James Hunter

Personal information
- Full name: James Aiton Hunter
- Date of birth: 5 July 1898
- Place of birth: Balfron, Scotland
- Date of death: 1982 (aged 83–84)
- Place of death: Campbeltown, Scotland
- Height: 5 ft 8 in (1.73 m)
- Position(s): Left back

Senior career*
- Years: Team / Apps / (Gls)
- 1919: Newcastle United / 0 / (0)
- 1919: Motherwell / 3 / (0)
- 1919–1924: Falkirk / 136 / (1)
- 1924–1925: Newcastle United / 10 / (0)
- 1925–1930: New Bedford Whalers / 170 / (0)
- Total:  / 319 / (1)

International career
- 1923: Scottish League XI / 2 / (0)

= James Hunter (footballer, born 1898) =

Scottish footballer

James Aiton Hunter, also known as James Semple (5 July 1898 – 1982) was a Scottish footballer who played as a left back.

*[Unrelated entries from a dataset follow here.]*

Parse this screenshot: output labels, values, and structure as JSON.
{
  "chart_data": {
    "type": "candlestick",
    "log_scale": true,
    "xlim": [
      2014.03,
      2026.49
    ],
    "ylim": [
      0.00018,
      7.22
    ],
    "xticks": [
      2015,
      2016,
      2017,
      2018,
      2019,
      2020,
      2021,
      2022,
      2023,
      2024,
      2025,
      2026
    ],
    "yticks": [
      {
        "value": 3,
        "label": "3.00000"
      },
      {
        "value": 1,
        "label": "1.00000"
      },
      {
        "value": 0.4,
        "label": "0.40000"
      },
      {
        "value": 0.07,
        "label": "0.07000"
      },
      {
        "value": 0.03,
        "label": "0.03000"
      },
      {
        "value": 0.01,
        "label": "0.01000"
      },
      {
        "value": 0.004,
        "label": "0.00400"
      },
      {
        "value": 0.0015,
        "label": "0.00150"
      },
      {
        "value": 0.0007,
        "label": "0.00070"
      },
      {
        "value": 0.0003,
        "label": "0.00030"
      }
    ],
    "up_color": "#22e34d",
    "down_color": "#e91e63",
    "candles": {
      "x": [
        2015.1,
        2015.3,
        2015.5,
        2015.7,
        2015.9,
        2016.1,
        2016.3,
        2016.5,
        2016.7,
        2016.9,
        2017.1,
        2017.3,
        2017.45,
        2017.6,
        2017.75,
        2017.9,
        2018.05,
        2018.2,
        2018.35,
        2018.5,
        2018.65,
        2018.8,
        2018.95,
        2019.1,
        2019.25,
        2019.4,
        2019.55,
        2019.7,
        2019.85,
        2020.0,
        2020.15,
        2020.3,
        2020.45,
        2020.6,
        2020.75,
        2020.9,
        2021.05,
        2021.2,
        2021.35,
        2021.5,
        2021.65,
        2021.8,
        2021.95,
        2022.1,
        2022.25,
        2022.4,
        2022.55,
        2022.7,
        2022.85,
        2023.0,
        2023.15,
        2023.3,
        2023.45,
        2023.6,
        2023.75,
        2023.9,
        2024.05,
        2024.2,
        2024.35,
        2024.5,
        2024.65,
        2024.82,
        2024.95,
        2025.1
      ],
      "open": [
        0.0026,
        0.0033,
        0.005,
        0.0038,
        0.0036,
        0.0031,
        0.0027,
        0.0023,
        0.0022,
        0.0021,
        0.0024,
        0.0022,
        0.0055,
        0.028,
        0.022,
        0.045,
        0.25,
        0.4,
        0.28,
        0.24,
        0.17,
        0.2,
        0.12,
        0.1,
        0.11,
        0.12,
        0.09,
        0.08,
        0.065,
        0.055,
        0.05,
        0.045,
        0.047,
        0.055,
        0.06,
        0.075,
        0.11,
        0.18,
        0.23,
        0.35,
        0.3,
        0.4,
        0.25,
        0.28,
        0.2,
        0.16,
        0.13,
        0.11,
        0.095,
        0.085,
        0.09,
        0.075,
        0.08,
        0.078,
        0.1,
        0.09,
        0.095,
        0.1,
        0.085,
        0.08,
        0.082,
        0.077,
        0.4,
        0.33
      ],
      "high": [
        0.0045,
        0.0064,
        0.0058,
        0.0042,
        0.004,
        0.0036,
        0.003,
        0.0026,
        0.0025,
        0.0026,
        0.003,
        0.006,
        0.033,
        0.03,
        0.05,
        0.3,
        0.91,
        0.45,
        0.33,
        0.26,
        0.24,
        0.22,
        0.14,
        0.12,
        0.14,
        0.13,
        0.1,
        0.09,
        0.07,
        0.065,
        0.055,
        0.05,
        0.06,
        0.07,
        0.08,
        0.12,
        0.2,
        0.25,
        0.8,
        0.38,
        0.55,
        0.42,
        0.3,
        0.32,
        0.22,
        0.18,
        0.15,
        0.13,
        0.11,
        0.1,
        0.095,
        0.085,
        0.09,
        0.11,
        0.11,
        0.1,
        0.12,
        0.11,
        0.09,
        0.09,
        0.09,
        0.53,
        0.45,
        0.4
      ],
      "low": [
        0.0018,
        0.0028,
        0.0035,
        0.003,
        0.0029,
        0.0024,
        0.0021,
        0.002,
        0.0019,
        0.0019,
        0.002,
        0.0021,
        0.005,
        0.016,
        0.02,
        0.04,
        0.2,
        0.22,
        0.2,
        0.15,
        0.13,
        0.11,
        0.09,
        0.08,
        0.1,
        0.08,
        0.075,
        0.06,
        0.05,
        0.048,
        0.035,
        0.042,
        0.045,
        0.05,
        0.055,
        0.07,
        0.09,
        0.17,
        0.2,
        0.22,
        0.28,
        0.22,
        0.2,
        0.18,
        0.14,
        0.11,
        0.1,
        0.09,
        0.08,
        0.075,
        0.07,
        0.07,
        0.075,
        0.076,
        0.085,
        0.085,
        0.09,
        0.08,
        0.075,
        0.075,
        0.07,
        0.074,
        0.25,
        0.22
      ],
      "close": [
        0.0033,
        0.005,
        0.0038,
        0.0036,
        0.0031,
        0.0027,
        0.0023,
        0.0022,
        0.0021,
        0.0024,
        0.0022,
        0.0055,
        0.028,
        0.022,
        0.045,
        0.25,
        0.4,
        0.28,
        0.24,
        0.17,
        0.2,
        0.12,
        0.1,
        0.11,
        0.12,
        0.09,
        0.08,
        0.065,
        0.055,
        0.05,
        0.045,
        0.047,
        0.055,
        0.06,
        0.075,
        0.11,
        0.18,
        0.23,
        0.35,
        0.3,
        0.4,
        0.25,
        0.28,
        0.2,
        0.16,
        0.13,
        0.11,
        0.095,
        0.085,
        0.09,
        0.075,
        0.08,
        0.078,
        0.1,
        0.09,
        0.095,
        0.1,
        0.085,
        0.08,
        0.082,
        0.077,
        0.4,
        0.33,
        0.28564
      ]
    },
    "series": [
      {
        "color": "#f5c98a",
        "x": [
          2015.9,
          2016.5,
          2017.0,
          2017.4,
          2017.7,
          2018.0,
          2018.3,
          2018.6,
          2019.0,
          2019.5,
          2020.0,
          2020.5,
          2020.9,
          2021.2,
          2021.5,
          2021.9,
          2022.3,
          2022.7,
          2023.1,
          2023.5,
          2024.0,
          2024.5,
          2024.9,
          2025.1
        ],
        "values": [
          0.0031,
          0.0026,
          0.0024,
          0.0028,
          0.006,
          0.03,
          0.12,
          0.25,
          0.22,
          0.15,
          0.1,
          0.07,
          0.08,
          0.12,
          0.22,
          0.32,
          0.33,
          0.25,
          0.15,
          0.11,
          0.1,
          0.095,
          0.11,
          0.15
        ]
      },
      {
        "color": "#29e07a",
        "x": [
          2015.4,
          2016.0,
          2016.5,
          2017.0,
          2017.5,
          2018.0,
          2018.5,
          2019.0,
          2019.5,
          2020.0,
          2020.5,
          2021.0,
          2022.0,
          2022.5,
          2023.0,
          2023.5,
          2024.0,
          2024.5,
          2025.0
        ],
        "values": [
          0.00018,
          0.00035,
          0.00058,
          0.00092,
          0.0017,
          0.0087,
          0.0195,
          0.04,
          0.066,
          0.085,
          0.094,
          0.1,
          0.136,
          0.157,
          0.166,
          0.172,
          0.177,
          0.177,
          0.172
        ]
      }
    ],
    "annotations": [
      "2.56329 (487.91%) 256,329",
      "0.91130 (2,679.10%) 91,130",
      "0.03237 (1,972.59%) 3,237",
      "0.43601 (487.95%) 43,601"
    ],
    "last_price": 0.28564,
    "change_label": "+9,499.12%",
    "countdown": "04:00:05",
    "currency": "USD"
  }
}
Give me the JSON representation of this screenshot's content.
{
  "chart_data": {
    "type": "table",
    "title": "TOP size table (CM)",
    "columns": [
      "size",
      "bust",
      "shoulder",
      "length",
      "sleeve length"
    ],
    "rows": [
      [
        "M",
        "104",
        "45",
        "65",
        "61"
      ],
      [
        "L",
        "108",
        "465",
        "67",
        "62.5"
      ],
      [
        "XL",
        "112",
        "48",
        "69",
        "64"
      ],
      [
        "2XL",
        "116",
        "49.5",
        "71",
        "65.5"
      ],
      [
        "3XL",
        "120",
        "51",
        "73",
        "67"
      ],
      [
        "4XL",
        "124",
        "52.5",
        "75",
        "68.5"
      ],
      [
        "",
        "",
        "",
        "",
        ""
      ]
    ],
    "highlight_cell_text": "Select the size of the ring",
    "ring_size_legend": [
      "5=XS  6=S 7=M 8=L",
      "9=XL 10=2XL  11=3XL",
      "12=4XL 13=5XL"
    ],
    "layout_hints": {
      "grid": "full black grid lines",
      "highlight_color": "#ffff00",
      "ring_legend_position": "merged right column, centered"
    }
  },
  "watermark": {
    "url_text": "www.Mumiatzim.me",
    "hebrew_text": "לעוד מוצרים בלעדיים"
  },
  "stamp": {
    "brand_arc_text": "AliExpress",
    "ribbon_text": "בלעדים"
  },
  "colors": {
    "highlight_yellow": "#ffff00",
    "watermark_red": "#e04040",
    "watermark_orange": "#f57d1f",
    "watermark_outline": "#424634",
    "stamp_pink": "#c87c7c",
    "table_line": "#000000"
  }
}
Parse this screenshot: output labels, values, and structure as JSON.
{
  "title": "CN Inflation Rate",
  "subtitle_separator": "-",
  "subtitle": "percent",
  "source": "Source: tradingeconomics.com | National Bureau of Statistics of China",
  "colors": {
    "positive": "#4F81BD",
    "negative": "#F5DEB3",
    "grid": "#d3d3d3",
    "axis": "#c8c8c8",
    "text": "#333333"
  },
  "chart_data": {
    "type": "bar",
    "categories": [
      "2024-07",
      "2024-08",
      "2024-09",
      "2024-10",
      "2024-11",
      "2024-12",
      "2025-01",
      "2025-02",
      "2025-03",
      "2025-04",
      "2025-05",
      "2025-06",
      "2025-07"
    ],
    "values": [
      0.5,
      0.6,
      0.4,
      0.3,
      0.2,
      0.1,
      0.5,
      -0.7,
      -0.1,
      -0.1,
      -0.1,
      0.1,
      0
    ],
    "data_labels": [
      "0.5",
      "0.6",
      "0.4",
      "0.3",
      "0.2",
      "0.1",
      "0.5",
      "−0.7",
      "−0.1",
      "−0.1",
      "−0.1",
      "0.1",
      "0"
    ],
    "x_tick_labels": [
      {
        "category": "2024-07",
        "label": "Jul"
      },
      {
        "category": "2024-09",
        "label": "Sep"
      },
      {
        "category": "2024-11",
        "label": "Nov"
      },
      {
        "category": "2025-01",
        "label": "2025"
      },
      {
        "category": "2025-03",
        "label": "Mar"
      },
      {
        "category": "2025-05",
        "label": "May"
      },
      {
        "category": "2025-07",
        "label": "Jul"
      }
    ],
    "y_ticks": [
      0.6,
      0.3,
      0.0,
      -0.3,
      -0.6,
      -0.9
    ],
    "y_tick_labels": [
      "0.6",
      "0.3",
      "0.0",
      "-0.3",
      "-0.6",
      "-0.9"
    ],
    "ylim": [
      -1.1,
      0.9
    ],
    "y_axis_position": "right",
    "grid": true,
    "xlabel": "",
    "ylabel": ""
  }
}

His first senior club at the end of World War I was Newcastle United, but before playing a first-team match he then signed for Motherwell while still registered as a Newcastle player; however it was decided that the transfer was acceptable with no fee due. Hunter soon moved on to Falkirk at the end of 1919, spending the next four years with the Bairns and being selected twice for the Scottish Football League XI in 1923.

In January 1924 he returned to Newcastle for a free of £3,500 with the club anticipating the need to replace defender Frank Hudspeth who was then 33, but the veteran played on for several more years. Hunter served as back-up until 1925, with a high asking price deterring clubs in Britain; instead he moved away to play in the American Soccer League with New Bedford Whalers, where he played until 1930.